In Death of a Salesman the corporate system is discussed as a sort of machinery which sucks its workers dry and then spits them out whenever they are no longer needed. This is a sort of warning that Miller intends to send out to the audience during a time in history where industries were growing, manufacturing, and selling in mass, thus replacing quality with quantity.It is a sign of the changing times, from when Loman was young, into what the city and his society has become now: a faster, non-stop machine of productivity and speed.
Tracing back Willy's time-line, we could argue that Howard Wagner's father hired Willy during a time when the need for mass sales, and more income was not as big. This is a possibility because, even though Willy once boasted of having a steady clientele, he was still not shooting to be the best, nor was he the best at anything in his company.
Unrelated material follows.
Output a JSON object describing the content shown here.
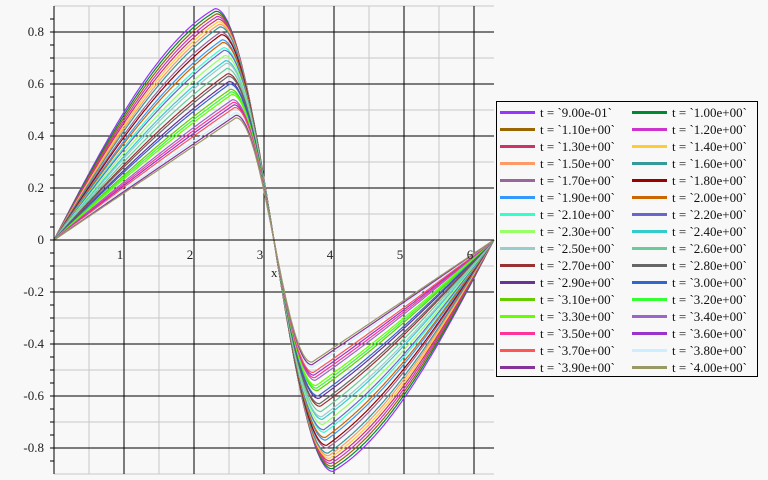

Hence, we can conclude that Willy's first years in the firm were (too) comfortable, easy-going, and steady.
Once society begins to change, his boss dies, and the company is passed onto the late boss's younger son, Willy is no longer a young man, nor is society a place to find a quality of life. Like society, his firm has changed, from a small and homely company, to what Howard Wagner would want to see become a big business. Willy is therefore way behind because he can no longer produce work, attract a client, move from state to state, or even cross city lines. Willy is as old and useless as the car in which he has been driving for so many years. Therefore, since he is no longer needed, he is let go without any consideration. This is the concept of the corporate system: that you are only one of the many parts of its machinery and, once you break down, you can be easily replaced.